There is no necessity for the Diamond Fuel rule now, since the Court is given power under s. 471A to approve the performance or exercise of a function or power as an officer of the company; Mr Innes did not apply for such approval.
We should add that Mr Innes has relied on a comment in Aetna Properties Pty Ltd v. G A Listing & Maintenance Pty Ltd (1994) 12 A.C.L.C. 404 to establish that a director’s residual power to appeal against a winding-up order remains, despite the enactment of s. 471A. Although this decision was given after s. 471A was inserted by s. 68 of Act No. 210 of 1992 and became effective on 23 June 1993, the judge relied on Arafura Finance Corporation Pty Ltd v. Kooba Pty Ltd (No. 2) (1988) 6 A.C.L.C. 200, a case decided before the enactment of s. 471A, to conclude that the director’s power existed. The reasons make no mention of s. 471A. In light of the express words of s. 471A, we do not accept that Aetna establishes that directors have a residual power to appeal against a winding-up order and that no consent of the liquidator or the court is required.

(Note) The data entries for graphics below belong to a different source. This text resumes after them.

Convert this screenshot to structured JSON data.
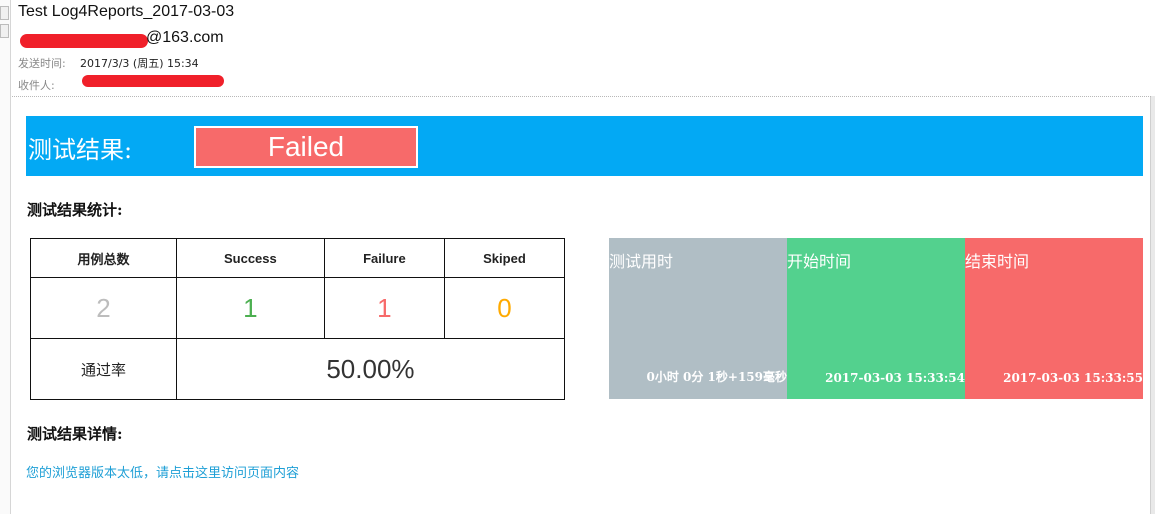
{
  "email": {
    "subject": "Test Log4Reports_2017-03-03",
    "sender_suffix": "@163.com",
    "sent_label": "发送时间:",
    "sent_value": "2017/3/3 (周五) 15:34",
    "to_label": "收件人:"
  },
  "banner": {
    "title": "测试结果:",
    "status": "Failed"
  },
  "stats": {
    "section_title": "测试结果统计:",
    "headers": [
      "用例总数",
      "Success",
      "Failure",
      "Skiped"
    ],
    "values": [
      "2",
      "1",
      "1",
      "0"
    ],
    "value_colors": [
      "#bdbdbd",
      "#4caf50",
      "#f76a6a",
      "#ffaa00"
    ],
    "pass_rate_label": "通过率",
    "pass_rate": "50.00%"
  },
  "times": [
    {
      "label": "测试用时",
      "value": "0小时 0分 1秒+159毫秒",
      "color": "#b0bec5"
    },
    {
      "label": "开始时间",
      "value": "2017-03-03 15:33:54",
      "color": "#53d18e"
    },
    {
      "label": "结束时间",
      "value": "2017-03-03 15:33:55",
      "color": "#f76a6a"
    }
  ],
  "details": {
    "section_title": "测试结果详情:",
    "link_text": "您的浏览器版本太低，请点击这里访问页面内容"
  }
}
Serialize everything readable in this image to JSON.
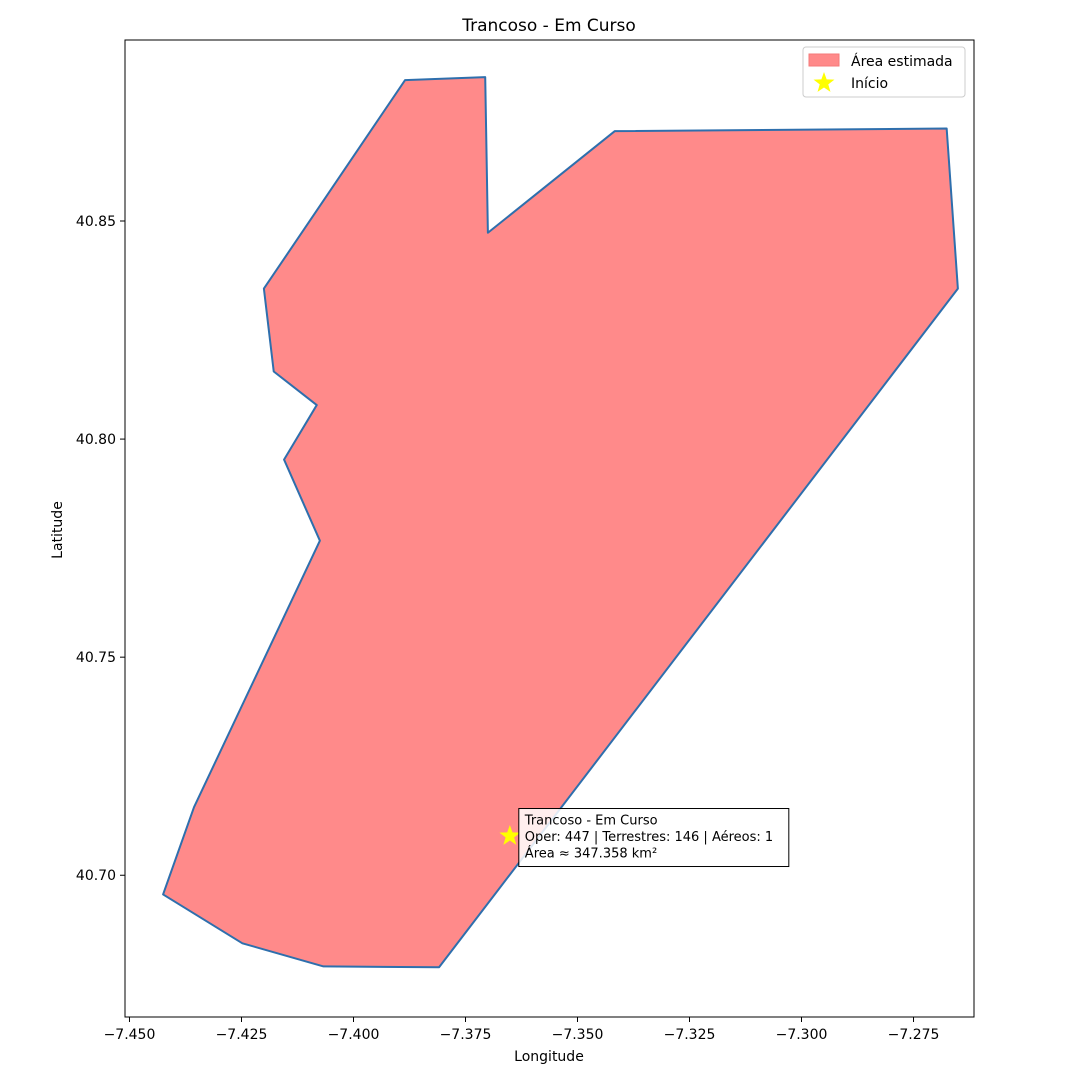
{
  "chart_data": {
    "type": "area",
    "title": "Trancoso - Em Curso",
    "xlabel": "Longitude",
    "ylabel": "Latitude",
    "xlim": [
      -7.451,
      -7.2615
    ],
    "ylim": [
      40.6675,
      40.8915
    ],
    "x_ticks": [
      -7.45,
      -7.425,
      -7.4,
      -7.375,
      -7.35,
      -7.325,
      -7.3,
      -7.275
    ],
    "x_tick_labels": [
      "−7.450",
      "−7.425",
      "−7.400",
      "−7.375",
      "−7.350",
      "−7.325",
      "−7.300",
      "−7.275"
    ],
    "y_ticks": [
      40.7,
      40.75,
      40.8,
      40.85
    ],
    "y_tick_labels": [
      "40.70",
      "40.75",
      "40.80",
      "40.85"
    ],
    "grid": false,
    "legend_placement": "upper-right",
    "series": [
      {
        "name": "Área estimada",
        "kind": "polygon",
        "fill_color": "#ff8a8a",
        "edge_color": "#2e6fad",
        "points": [
          [
            -7.3885,
            40.8823
          ],
          [
            -7.3706,
            40.883
          ],
          [
            -7.37,
            40.8473
          ],
          [
            -7.3417,
            40.8706
          ],
          [
            -7.2676,
            40.8712
          ],
          [
            -7.2651,
            40.8345
          ],
          [
            -7.3809,
            40.6789
          ],
          [
            -7.4067,
            40.6791
          ],
          [
            -7.4248,
            40.6844
          ],
          [
            -7.4425,
            40.6956
          ],
          [
            -7.4356,
            40.7156
          ],
          [
            -7.4075,
            40.7767
          ],
          [
            -7.4155,
            40.7953
          ],
          [
            -7.4082,
            40.8078
          ],
          [
            -7.4178,
            40.8155
          ],
          [
            -7.42,
            40.8345
          ]
        ]
      },
      {
        "name": "Início",
        "kind": "marker",
        "marker": "star",
        "color": "#ffff00",
        "points": [
          [
            -7.3651,
            40.709
          ]
        ]
      }
    ],
    "annotation": {
      "anchor": [
        -7.3631,
        40.7153
      ],
      "lines": [
        "Trancoso - Em Curso",
        "Oper: 447 | Terrestres: 146 | Aéreos: 1",
        "Área ≈ 347.358 km²"
      ]
    }
  }
}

The only question is whether, assuming this Court has power to do so, it should imply, by way of construction of s. 471A(1), an additional exception, "(e) An appeal against a winding-up order". No ground on which such a judicial amendment of the terms of the section might be made has been suggested and s. 471A(1) must be given its plain effect.
It follows that the purported institution of the appeal was a breach of s. 471A(1) and the appeal must be struck out; Mr Innes must pay the costs of H R & C E Griffiths Pty Ltd in respect of the purported appeal, other than the costs relating to the application for security.